Following a bottom-up approach, the major root causes were identified with the team, and a series of solutions were developed to overcome the current situation based on the application of the Lean principles and the management vision. The solutions and future state processes design phase focused heavily in two major areas:
- New vehicle sales customer journey.
- Workshop vehicle servicing customer journey.
Within the new vehicle sales customer journey, some examples of the changes realized are:
- Implementation of a greeter and the introduction of the concierge principle in the showroom, whereby the salesman becomes the single touch point for the customer and a reference for him throughout the entire vehicle lifecycle.

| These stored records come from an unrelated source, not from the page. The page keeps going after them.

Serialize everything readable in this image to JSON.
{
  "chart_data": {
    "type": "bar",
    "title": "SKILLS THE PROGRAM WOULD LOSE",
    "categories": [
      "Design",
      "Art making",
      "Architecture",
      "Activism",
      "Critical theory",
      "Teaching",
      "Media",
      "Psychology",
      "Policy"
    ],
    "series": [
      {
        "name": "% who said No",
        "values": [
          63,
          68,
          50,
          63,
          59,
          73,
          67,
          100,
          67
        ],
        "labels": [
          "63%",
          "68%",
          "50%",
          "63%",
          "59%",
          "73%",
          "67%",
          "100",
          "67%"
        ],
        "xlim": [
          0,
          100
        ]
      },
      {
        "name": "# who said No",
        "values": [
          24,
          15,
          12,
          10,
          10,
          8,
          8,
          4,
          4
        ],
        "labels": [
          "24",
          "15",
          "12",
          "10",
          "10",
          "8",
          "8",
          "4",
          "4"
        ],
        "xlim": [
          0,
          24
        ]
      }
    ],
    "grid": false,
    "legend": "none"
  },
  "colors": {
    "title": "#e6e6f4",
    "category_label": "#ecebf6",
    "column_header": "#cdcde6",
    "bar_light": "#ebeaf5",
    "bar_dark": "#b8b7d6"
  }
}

- Digitization of the sales transactions and leasing approval processes.
- Implementation of a queueing system to ‘pull’ the salesmen, which benefits them by evenly distributing the workload.
- Implementation of daily KPIs follow-up to track the conversion ratio and performance of each salesman, allowing management to identify performance gaps or negative trends and their root causes, and to proactively define solutions for them.
- Reduction of the number of papers and touchpoints necessary through direct liaison with the Saudi Arabian Monetary Authority (SAMA).
These changes resulted into:
- 60% reduction of the number of visits that a customer had to do to purchase a new vehicle.
- 43% reduction of the total lead time to deliver a new vehicle to a customer.
- 41% increase in the number of vehicles delivered within less than 10 days.
- 25% increase in the overall net promoter score for sales.
- 65% increase of the average conversion ratio per salesman for new customers.
- Reduction of the bureaucratic mindset in the showroom and general improvement of the customer journey in the showroom.
Within the workshop vehicle servicing customer journey the changes focused on speeding up the key-to-key vehicle turnaround time as this was the major area of improvement highlighted by customers. The main changes implemented are:
- Implementation of the service advisor as the single point of contact in the vehicle servicing customer journey: during vehicle receiving, vehicle delivery and any other interaction in between.
- Implementation of the promised delivery lead time based on workshop planning and existing workload.
- Implementation of a job ‘pull’ system in the workshop that enabled better workload distribution and enhanced the technicians’ productivity and time-on-tools ratio.
- Implementation of daily follow-up of the main KPIs to track the main deviations between actual and expected performance, enabling quick root cause analysis and solutions implementation to close identified gaps.
These changes resulted into:
- 36% overall key-to-key lead time reduction for mechanical general jobs and 5% key-to-key lead time reduction for preventive maintenance jobs.
- 11% increase of workshop technicians’ productivity.
- 5% increase of the net promoter score.
- 35% increase of overall workshop capacity with the exact same resources.
The combined effect of the improvements in the pilot center convinced management to roll out the changes to the remaining 3S centers in the country, where the results have been replicated and in some cases further improved, depending on a mix of traffic, seasonality and overall market awareness.
As Mr. Taha Al Ghamdi, Managing Director of Abdul Latif Jameel Retail says, ‘the changes made all impacted positively the bottom line of the company and the operating profit of the centers where the methods were deployed.’